Dealing with the Loss of a Pet
Most of us realize that today’s date of September 11 has special significance. It’s the date when our entire world changed in 2001, when terrorists intruded on our normal lives, causing chaos, destruction, and a massive loss of life. Naturally, those who lost loved ones in the attacks grieved the most, but there’s no doubt that the entire nation grieved that day and for a long time afterward.
The loss of a pet is an entirely different proposition. But I thought, in light of the grief surrounding September 11, it is a good time to also talk about the grief that pet owners experience at the loss of a pet.
Grief is a natural response to the loss of a loved one. Since most of us love and cherish our pets, it’s natural to grieve when we lose that pet. The process is the same, regardless of the reason for the loss. There are various stages of grief and we go through those stages when we lose a four-legged friend just as we do when we lose a two-legged friend or family member.
The stages vary depending on the source but often include the following:
- Denial and isolation
- Anger
- Bargaining
- Depression
- Acceptance
These stages are not absolute and each person may experience them differently and/or may slide back and forth between the various stages.
One of the things that grieving pet owners often have to deal with is the reaction of those around them to their grief. People who are not necessarily pet lovers may not understand the grief is real. This very rarely happens when the lost loved one is a human but is not uncommon when the bereaved has lost a pet. There may be that sense of “It’s just a pet” that you’ll receive from some people. It helps to surround yourself with those who do understand the bond we have with our pets. These people are more likely to be understanding and sympathetic. They are more likely to be able and willing to comfort you when needed and help you through the hard times.

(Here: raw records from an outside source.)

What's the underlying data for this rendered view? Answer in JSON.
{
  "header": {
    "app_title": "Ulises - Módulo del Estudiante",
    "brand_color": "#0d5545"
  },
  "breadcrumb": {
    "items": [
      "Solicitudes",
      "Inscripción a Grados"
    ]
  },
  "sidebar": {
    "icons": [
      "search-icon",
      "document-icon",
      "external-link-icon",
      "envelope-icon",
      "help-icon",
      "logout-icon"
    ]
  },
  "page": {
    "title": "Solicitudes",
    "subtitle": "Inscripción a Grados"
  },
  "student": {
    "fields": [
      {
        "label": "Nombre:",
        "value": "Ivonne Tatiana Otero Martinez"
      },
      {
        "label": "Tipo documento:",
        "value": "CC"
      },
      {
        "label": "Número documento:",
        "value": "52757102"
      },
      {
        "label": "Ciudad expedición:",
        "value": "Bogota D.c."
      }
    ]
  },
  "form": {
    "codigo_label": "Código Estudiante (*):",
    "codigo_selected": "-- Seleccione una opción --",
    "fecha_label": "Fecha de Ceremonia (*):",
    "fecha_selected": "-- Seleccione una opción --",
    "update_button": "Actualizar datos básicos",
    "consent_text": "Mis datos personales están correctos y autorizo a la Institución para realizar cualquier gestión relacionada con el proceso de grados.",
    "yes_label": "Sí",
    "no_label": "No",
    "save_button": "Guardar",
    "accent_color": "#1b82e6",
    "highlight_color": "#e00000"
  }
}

Grief takes time to work through. Everyone is different. Where one person may reach the stage of acceptance within a relatively short period of time, another may take much longer, or may never actually reach that stage. There’s no right or wrong way to grieve. You need to do what is right for you. One thing you should not do though is feel guilty or ashamed about grieving. It’s a natural process and something we all go through at one time or another. It’s important to allow yourself to grieve.
Make sure you look out for yourself and your own health while you grieve. Grief is a draining process, both physically and emotionally. Be sure you’re eating right, getting plenty of sleep, and exercising as appropriate. Otherwise, you’ll only end up making yourself sick and your grief worse.
Pets grieve for each other also, just like we do. If you have other pets at home, you may notice a change in their behavior as they work through their grief. When my cat Ebony became ill, I started noticing urine spots on the bed. I just assumed it was Ebony until he left us and the urine spots continued. I realized at that point it was Lilly, who was perfectly healthy otherwise, who was leaving the spots. She was obviously trying to find a way to work through her own grief and the stress associated with it. When cats become stressed, inappropriate urination is often one of their responses. Understanding this, I simply gave her some time. About a week following Ebony’s loss, the behavior stopped completely and she returned to religiously using the litter box.
If your remaining pet is grieving, don’t punish him for any abnormal or unusual behaviors. After all, you wouldn’t want to be punished for your grief. You pet shouldn’t have to deal with that either. Do provide a little extra attention and support. Your pet will appreciate it.
I hope none of you have to go through the grieving process associated with losing a pet. Still, death is a part of life and, because our pets typically have shorter life spans than we do, the loss of that pet eventually is something that accompanies pet ownership. Very seldom do our beloved pets outlive us.